The Centers for Disease Control and Prevention maintains a database on cause of death. The data can be segmented in almost every way imaginable: age, race, year, and so on. Since this is such a massive data set, it’s good to use for data processing projects.

 Medicare Hospital Quality

The Centers for Medicare & Medicaid Services maintains a database on quality of care at more than 4,000 Medicare-certified hospitals across the U.S., providing for interesting comparisons. Since this data will be spread over multiple files and might take a bit of research to fully understand, this could be a good data cleaning project.

SEER Cancer Incidence

The U.S. government also has data about cancer incidence, again segmented by age, race, gender, year, and other factors. It comes from the National Cancer Institute’s Surveillance, Epidemiology, and End Results Program. The data goes back to 1975 and has 18 databases, so you’ll have plenty of options for analysis.

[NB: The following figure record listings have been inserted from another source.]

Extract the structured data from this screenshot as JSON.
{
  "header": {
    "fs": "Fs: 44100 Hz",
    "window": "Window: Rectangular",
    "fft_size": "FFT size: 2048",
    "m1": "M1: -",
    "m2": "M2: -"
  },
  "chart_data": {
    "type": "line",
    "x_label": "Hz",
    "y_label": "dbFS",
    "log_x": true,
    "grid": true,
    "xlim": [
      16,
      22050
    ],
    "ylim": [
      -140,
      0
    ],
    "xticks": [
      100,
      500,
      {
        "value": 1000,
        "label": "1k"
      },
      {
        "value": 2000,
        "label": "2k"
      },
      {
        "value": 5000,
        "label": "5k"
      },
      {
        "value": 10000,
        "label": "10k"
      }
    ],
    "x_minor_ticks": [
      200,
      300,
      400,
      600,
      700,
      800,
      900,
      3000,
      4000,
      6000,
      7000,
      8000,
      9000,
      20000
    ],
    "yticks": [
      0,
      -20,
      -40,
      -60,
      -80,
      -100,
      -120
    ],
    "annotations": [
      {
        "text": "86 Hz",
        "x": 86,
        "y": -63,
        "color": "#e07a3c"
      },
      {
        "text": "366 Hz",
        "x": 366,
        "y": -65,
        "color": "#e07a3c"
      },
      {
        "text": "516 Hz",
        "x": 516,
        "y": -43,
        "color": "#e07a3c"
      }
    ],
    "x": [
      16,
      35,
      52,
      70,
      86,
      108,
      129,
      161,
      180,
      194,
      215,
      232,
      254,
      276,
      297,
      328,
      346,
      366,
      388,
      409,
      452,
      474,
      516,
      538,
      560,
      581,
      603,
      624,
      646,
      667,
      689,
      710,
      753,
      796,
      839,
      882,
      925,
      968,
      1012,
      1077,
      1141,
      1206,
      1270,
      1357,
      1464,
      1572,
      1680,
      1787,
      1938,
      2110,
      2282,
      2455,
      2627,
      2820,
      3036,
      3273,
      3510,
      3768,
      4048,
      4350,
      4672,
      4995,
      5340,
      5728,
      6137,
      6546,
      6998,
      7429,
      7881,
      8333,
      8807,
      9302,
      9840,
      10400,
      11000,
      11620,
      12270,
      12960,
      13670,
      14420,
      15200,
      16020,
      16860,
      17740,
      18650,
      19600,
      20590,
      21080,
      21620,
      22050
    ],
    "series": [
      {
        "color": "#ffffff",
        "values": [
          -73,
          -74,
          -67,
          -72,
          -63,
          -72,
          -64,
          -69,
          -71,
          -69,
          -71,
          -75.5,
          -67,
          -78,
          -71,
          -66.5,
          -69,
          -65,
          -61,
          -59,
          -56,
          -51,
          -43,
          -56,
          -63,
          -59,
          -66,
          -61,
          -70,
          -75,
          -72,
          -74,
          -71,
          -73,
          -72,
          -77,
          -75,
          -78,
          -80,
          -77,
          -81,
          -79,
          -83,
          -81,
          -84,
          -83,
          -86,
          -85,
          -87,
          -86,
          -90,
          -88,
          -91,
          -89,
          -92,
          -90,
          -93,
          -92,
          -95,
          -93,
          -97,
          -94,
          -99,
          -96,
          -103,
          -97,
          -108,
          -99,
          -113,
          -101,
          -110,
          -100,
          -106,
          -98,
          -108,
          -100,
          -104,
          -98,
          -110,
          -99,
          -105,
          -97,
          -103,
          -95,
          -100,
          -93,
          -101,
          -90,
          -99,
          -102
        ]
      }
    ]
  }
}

Bureau of Labor Statistics

Many important economic indicators for the United States (like unemployment and inflation) can be found on the Bureau of Labor Statistics website. Most of the data can be segmented both by time and by geography. This large data set can be used for data processing and data visualization projects.

Bureau of Economic Analysis

The Bureau of Economic Analysis also has national and regional economic data, including gross domestic product and exchange rates. There’s a huge range in the different groups of data found here—you can browse by place, economic accounts, and topics—and these groups are organized into even smaller subsets throughout.